The final talk of the session, from “Darkest Dungeon” developer Chris Bourassa, was a “Star Wars” themed exploration of the importance of setting deadlines. In the game industry, deadlines are typically associated with crunch, as studios work excessive hours in order to meet milestones and ship on time.
While Bourassa is emphatic that crunch is harmful, he stresses the importance of setting deadlines for a project. He referenced his time at a “large, North American developer that also makes consoles” and how a team spent months unable to come to decisions about design elements for a prototype. According to Bourassa, the project was ultimately canceled, in part because the team couldn’t impose deadlines on itself.
“We’ve framed stress and anxiety as purely destructive things and I’m not convinced that is correct,” he says. “I think that comfort as a pursuit purely for its own sake in our North American culture has become a focus for us. As biological entities, we’re not designed to be constantly comfortable. It makes us slow.”

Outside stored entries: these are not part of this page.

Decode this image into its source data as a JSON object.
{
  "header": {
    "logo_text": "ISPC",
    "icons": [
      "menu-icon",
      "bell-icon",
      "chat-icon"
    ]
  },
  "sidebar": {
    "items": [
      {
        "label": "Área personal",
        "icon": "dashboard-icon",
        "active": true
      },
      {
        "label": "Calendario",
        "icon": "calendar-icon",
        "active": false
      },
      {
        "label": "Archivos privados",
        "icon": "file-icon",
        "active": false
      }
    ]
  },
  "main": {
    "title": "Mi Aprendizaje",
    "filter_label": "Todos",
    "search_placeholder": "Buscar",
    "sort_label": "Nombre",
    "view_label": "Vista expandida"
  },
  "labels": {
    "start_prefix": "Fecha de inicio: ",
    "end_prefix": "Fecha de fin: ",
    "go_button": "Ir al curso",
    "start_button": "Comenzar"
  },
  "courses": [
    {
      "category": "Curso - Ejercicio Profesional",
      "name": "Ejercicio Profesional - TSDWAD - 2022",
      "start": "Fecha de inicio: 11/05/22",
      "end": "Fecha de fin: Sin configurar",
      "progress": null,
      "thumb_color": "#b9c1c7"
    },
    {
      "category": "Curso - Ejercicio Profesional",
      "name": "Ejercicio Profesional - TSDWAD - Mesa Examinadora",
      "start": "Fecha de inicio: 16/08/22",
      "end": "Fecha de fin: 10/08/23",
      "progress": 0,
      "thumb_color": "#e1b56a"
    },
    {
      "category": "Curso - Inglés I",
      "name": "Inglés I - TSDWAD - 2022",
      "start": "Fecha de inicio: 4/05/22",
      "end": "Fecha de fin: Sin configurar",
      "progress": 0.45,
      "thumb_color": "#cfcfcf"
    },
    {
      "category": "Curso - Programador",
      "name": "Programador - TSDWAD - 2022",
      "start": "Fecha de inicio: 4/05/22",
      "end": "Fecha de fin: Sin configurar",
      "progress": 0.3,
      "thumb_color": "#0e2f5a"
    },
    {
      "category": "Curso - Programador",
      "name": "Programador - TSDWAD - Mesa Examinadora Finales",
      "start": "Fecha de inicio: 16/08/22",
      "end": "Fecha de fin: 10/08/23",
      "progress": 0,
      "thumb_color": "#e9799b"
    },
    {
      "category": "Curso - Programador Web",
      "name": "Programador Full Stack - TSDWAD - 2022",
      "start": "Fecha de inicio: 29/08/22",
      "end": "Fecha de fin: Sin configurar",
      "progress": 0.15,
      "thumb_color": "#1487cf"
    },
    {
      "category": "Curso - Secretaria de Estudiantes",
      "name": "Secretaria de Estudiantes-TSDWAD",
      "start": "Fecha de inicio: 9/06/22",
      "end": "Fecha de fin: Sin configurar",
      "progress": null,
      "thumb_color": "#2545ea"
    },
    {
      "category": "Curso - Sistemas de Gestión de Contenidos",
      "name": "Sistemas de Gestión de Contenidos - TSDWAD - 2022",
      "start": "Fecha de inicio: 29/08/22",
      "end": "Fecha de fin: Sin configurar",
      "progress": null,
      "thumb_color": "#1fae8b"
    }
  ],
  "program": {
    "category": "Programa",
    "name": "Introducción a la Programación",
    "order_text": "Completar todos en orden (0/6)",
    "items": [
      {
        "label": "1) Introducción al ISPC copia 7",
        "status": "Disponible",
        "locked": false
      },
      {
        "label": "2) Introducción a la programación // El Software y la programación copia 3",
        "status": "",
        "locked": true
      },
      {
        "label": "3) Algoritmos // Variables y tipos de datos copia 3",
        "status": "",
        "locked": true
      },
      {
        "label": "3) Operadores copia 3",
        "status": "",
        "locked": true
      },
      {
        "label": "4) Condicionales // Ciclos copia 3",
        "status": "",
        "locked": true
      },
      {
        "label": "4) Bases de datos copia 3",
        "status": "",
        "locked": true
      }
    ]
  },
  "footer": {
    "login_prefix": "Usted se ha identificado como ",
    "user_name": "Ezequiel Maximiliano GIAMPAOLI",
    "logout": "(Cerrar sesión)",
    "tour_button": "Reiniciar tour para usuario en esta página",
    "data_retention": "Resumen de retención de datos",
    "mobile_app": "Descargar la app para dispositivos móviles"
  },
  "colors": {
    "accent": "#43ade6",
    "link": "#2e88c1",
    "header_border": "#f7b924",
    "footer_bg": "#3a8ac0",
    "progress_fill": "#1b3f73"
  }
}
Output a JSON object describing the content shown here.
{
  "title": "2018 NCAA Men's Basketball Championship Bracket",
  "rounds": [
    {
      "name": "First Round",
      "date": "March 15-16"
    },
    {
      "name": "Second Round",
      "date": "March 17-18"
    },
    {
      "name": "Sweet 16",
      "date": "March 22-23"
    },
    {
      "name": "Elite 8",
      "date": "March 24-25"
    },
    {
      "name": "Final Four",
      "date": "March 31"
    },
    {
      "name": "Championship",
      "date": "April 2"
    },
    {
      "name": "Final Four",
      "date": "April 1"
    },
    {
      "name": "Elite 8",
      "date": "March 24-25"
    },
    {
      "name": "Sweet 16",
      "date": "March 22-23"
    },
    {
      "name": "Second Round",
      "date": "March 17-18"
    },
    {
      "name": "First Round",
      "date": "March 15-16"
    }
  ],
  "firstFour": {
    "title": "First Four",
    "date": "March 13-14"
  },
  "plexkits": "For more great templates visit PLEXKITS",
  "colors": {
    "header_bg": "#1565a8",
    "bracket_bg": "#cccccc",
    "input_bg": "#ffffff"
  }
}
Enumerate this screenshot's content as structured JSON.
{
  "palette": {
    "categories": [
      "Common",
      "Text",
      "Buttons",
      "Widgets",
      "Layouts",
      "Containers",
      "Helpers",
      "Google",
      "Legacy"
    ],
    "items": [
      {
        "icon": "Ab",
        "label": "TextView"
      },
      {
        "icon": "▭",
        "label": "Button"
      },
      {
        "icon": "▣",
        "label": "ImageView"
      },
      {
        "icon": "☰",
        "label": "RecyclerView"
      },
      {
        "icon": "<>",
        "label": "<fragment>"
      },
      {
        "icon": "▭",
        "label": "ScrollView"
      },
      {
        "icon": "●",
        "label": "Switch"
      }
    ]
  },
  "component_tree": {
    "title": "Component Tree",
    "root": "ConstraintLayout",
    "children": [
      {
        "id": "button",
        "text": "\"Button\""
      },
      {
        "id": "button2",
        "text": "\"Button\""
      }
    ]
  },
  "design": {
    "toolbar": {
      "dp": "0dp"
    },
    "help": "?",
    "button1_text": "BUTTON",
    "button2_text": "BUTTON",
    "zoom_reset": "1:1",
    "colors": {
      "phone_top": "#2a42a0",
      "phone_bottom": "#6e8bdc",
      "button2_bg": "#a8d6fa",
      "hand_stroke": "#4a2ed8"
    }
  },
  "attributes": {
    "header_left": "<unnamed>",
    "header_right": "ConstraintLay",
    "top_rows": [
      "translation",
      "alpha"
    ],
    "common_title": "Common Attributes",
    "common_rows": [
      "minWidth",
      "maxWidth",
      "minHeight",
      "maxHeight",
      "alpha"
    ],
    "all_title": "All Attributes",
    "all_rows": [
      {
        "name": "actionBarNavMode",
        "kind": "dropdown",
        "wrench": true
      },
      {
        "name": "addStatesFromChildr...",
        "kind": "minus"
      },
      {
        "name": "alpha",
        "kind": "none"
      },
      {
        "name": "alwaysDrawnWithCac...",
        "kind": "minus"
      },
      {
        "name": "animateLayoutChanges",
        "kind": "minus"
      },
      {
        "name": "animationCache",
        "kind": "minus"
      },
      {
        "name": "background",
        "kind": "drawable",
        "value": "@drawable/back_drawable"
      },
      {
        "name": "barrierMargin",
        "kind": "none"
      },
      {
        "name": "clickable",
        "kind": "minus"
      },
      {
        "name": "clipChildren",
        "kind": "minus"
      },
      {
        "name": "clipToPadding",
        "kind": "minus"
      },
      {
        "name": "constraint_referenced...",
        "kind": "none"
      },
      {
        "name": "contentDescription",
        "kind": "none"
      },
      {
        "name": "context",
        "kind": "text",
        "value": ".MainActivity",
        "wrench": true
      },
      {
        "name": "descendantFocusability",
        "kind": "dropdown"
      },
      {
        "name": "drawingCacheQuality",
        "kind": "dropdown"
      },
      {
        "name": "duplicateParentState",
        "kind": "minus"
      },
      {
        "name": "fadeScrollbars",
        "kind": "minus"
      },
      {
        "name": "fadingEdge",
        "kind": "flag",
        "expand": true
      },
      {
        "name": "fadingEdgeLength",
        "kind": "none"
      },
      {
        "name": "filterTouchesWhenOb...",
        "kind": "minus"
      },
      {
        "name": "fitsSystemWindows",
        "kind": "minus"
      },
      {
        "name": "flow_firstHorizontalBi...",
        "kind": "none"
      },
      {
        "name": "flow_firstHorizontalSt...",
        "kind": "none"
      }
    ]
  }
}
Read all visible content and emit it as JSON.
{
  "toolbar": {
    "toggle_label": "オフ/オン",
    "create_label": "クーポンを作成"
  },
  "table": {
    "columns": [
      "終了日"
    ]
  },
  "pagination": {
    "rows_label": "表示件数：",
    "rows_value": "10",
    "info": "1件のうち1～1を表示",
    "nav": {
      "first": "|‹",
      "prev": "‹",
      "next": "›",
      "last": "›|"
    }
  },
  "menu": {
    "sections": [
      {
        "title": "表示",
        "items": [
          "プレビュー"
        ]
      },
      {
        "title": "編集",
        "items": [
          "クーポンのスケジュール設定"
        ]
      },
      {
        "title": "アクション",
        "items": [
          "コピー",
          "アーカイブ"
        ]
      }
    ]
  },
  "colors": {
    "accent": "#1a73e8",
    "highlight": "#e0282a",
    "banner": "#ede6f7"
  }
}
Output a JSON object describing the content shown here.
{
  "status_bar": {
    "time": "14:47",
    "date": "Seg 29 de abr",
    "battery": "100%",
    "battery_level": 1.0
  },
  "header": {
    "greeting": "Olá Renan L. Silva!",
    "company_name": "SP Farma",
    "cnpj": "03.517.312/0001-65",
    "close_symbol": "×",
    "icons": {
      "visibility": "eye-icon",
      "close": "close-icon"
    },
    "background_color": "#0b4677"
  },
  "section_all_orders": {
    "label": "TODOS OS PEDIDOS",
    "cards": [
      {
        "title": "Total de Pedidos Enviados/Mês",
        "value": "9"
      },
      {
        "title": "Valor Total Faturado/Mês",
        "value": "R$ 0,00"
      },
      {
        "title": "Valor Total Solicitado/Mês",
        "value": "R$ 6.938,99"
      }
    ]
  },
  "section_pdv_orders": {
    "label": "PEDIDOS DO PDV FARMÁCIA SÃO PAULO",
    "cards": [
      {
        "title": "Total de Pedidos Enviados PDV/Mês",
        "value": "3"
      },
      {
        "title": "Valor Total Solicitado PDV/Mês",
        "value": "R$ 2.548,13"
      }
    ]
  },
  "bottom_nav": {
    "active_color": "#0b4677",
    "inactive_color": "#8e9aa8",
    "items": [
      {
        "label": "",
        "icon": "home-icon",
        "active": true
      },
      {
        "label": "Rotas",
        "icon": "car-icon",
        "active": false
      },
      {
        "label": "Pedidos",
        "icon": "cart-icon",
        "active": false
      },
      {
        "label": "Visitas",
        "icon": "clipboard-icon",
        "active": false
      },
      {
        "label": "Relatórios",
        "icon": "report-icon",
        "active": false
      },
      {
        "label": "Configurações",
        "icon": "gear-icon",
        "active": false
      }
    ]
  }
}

Bourassa suggests that deadlines are important motivators for developers because they create action. He cautions about abusing the power of deadlines, though.
“A bit of stress, a bit of discomfort is important for creative people because there is power in there,” Bourassa says. “It alerts us. It excites our senses. It creates discomfort that leads to decisive action. Sometimes it’s important to be put to a decision because that generates momentum.”
There is a fine line between deadlines that motivate and those that can cause lasting harm. He cautions that the death march of crunch can have lasting damage on developers and projects. Finding the balance is key.
“If we’re never stressed, we’re never mobilized,” Bourassa advises. “Pushing people forward, creating responsible, ethical limitations, within rich creative work can take place, is how we’re going to get the best out of ourselves and our teams.”